Microsoft has fired another volley in it’s legal spat with Apple. Microsoft filed a legal reply on Tuesday rebutting Apple’s arguments for the validity of its “App Store” trademark, as noted by GeekWire. In this rebuttal, Microsoft cites Amazon’s recently launched Appstore as evidence that the term is generic and necessary for Apple competitors to refer to their online storefronts.

“These uses, despite Apple’s continuing enforcement campaign, show beyond dispute that there is a competitive need for the term,” asserted Microsoft. Amazon’s Appstore brings the total of Apple competitors using the term to 17.


“Apple strains to keep ‘App Store’ for its exclusive use, even claiming that its online stores are not real stores, only metaphorical ones. But Apple cannot escape the hard truth: when people talk about competitors’ stores, they call them ‘app stores,'” the filing read, adding that The Washington Post, The New York Times, The Wall Street Journal and even Apple CEO Steve Jobs himself has referred to other application marketplaces generically as “app stores.”

Further degrading Apple’s attempt to protect the term, Microsoft asserts that Apple’s own arguments further prove the genericness of the disputed mark. Apple’s “supporting” evidence includes prior cases, press coverage and the aid of a linguistic expert. Microsoft has employed its own linguistic expert, Dr. Ronald Butters, to counter Apple’s claims.

Microsoft argues that a term can be classified as generic with just a few articles and a dictionary entry. “It is not about counting articles that mention an applicant, but rather whether there is persuasive evidence that the term is used to name the genus of goods,” the filing argued.

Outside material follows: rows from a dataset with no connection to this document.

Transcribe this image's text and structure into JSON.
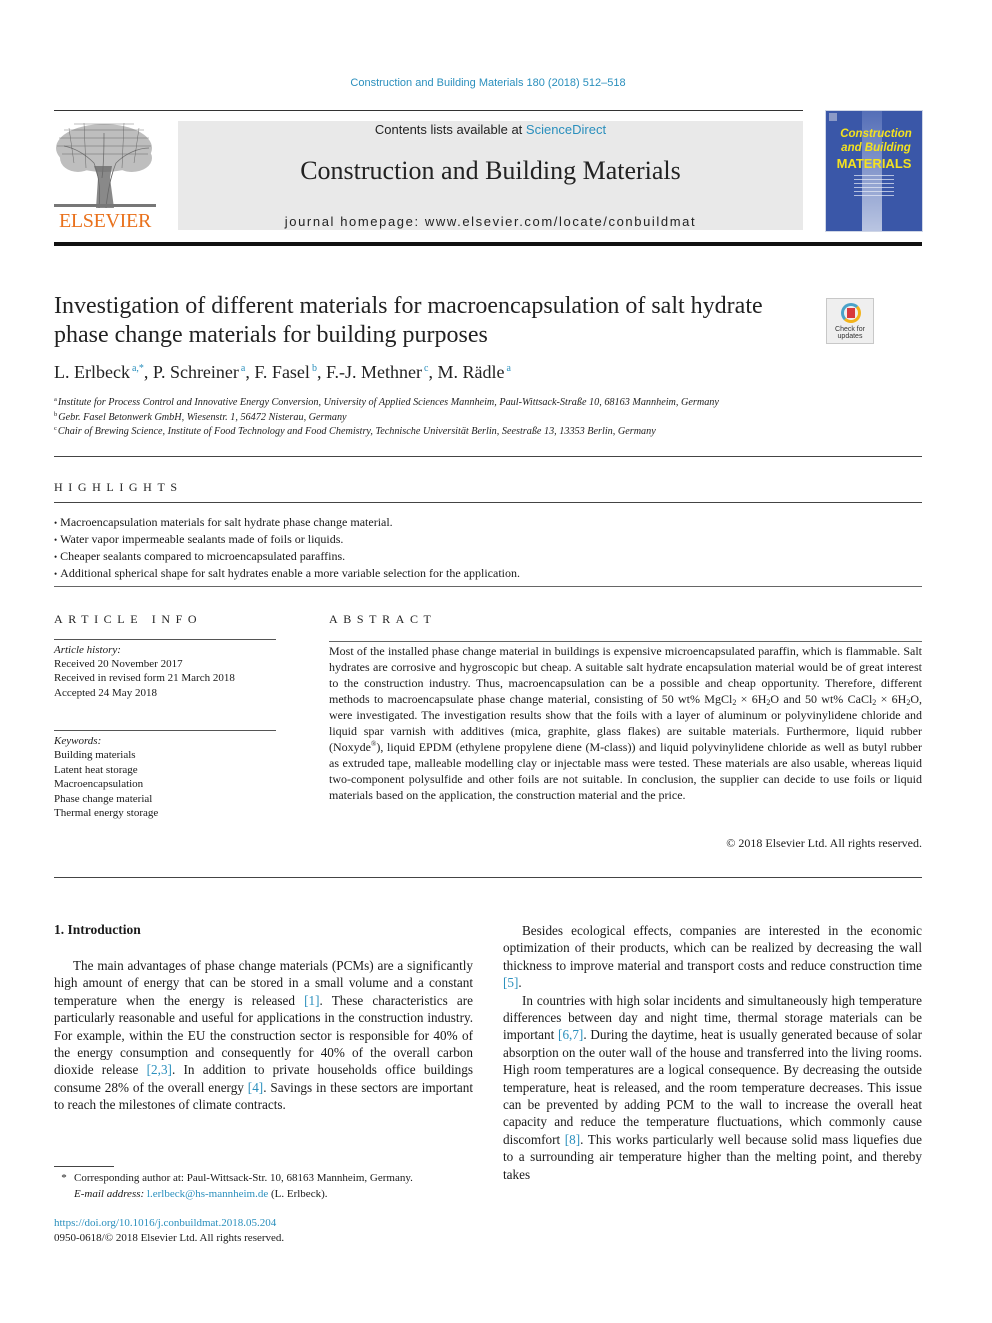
{
  "header": {
    "journal_ref": "Construction and Building Materials 180 (2018) 512–518",
    "contents_prefix": "Contents lists available at ",
    "contents_link": "ScienceDirect",
    "journal_title": "Construction and Building Materials",
    "homepage": "journal homepage: www.elsevier.com/locate/conbuildmat",
    "publisher_logo_text": "ELSEVIER",
    "cover": {
      "title_line1": "Construction",
      "title_line2": "and Building",
      "title_line3": "MATERIALS"
    },
    "crossmark": {
      "line1": "Check for",
      "line2": "updates"
    }
  },
  "article": {
    "title": "Investigation of different materials for macroencapsulation of salt hydrate phase change materials for building purposes",
    "authors": [
      {
        "name": "L. Erlbeck",
        "aff": "a,*",
        "sep": ", "
      },
      {
        "name": "P. Schreiner",
        "aff": "a",
        "sep": ", "
      },
      {
        "name": "F. Fasel",
        "aff": "b",
        "sep": ", "
      },
      {
        "name": "F.-J. Methner",
        "aff": "c",
        "sep": ", "
      },
      {
        "name": "M. Rädle",
        "aff": "a",
        "sep": ""
      }
    ],
    "affiliations": [
      {
        "key": "a",
        "text": "Institute for Process Control and Innovative Energy Conversion, University of Applied Sciences Mannheim, Paul-Wittsack-Straße 10, 68163 Mannheim, Germany"
      },
      {
        "key": "b",
        "text": "Gebr. Fasel Betonwerk GmbH, Wiesenstr. 1, 56472 Nisterau, Germany"
      },
      {
        "key": "c",
        "text": "Chair of Brewing Science, Institute of Food Technology and Food Chemistry, Technische Universität Berlin, Seestraße 13, 13353 Berlin, Germany"
      }
    ]
  },
  "highlights": {
    "heading": "HIGHLIGHTS",
    "items": [
      "Macroencapsulation materials for salt hydrate phase change material.",
      "Water vapor impermeable sealants made of foils or liquids.",
      "Cheaper sealants compared to microencapsulated paraffins.",
      "Additional spherical shape for salt hydrates enable a more variable selection for the application."
    ]
  },
  "article_info": {
    "heading": "ARTICLE INFO",
    "history_label": "Article history:",
    "history": [
      "Received 20 November 2017",
      "Received in revised form 21 March 2018",
      "Accepted 24 May 2018"
    ],
    "keywords_label": "Keywords:",
    "keywords": [
      "Building materials",
      "Latent heat storage",
      "Macroencapsulation",
      "Phase change material",
      "Thermal energy storage"
    ]
  },
  "abstract": {
    "heading": "ABSTRACT",
    "part1": "Most of the installed phase change material in buildings is expensive microencapsulated paraffin, which is flammable. Salt hydrates are corrosive and hygroscopic but cheap. A suitable salt hydrate encapsulation material would be of great interest to the construction industry. Thus, macroencapsulation can be a possible and cheap opportunity. Therefore, different methods to macroencapsulate phase change material, consisting of 50 wt% MgCl",
    "part2": " × 6H",
    "part3": "O and 50 wt% CaCl",
    "part4": " × 6H",
    "part5": "O, were investigated. The investigation results show that the foils with a layer of aluminum or polyvinylidene chloride and liquid spar varnish with additives (mica, graphite, glass flakes) are suitable materials. Furthermore, liquid rubber (Noxyde",
    "part6": "), liquid EPDM (ethylene propylene diene (M-class)) and liquid polyvinylidene chloride as well as butyl rubber as extruded tape, malleable modelling clay or injectable mass were tested. These materials are also usable, whereas liquid two-component polysulfide and other foils are not suitable. In conclusion, the supplier can decide to use foils or liquid materials based on the application, the construction material and the price.",
    "sub2": "2",
    "reg": "®",
    "copyright": "© 2018 Elsevier Ltd. All rights reserved."
  },
  "body": {
    "intro_heading": "1. Introduction",
    "left_p1": [
      {
        "t": "The main advantages of phase change materials (PCMs) are a significantly high amount of energy that can be stored in a small volume and a constant temperature when the energy is released "
      },
      {
        "ref": "[1]"
      },
      {
        "t": ". These characteristics are particularly reasonable and useful for applications in the construction industry. For example, within the EU the construction sector is responsible for 40% of the energy consumption and consequently for 40% of the overall carbon dioxide release "
      },
      {
        "ref": "[2,3]"
      },
      {
        "t": ". In addition to private households office buildings consume 28% of the overall energy "
      },
      {
        "ref": "[4]"
      },
      {
        "t": ". Savings in these sectors are important to reach the milestones of climate contracts."
      }
    ],
    "right_p1": [
      {
        "t": "Besides ecological effects, companies are interested in the economic optimization of their products, which can be realized by decreasing the wall thickness to improve material and transport costs and reduce construction time "
      },
      {
        "ref": "[5]"
      },
      {
        "t": "."
      }
    ],
    "right_p2": [
      {
        "t": "In countries with high solar incidents and simultaneously high temperature differences between day and night time, thermal storage materials can be important "
      },
      {
        "ref": "[6,7]"
      },
      {
        "t": ". During the daytime, heat is usually generated because of solar absorption on the outer wall of the house and transferred into the living rooms. High room temperatures are a logical consequence. By decreasing the outside temperature, heat is released, and the room temperature decreases. This issue can be prevented by adding PCM to the wall to increase the overall heat capacity and reduce the temperature fluctuations, which commonly cause discomfort "
      },
      {
        "ref": "[8]"
      },
      {
        "t": ". This works particularly well because solid mass liquefies due to a surrounding air temperature higher than the melting point, and thereby takes"
      }
    ]
  },
  "footnote": {
    "star": "*",
    "corresponding": "Corresponding author at: Paul-Wittsack-Str. 10, 68163 Mannheim, Germany.",
    "email_label": "E-mail address:",
    "email": "l.erlbeck@hs-mannheim.de",
    "email_suffix": " (L. Erlbeck).",
    "doi": "https://doi.org/10.1016/j.conbuildmat.2018.05.204",
    "issn": "0950-0618/© 2018 Elsevier Ltd. All rights reserved."
  },
  "colors": {
    "link": "#2a8fbd",
    "elsevier_orange": "#e9711c",
    "cover_blue": "#3a57a8",
    "cover_yellow": "#f4e21f",
    "masthead_gray": "#e9e9e9"
  }
}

Microsoft first lodged its opposition to the trademark in January. Earlier this month, Apple responded by arguing that the term “Windows” was generic but still granted to the company because it held “the primary significance of the term to a substantial majority of the relevant public.” Microsoft responded by pointing out that Apple’s brief was too long and used a font size that was too small.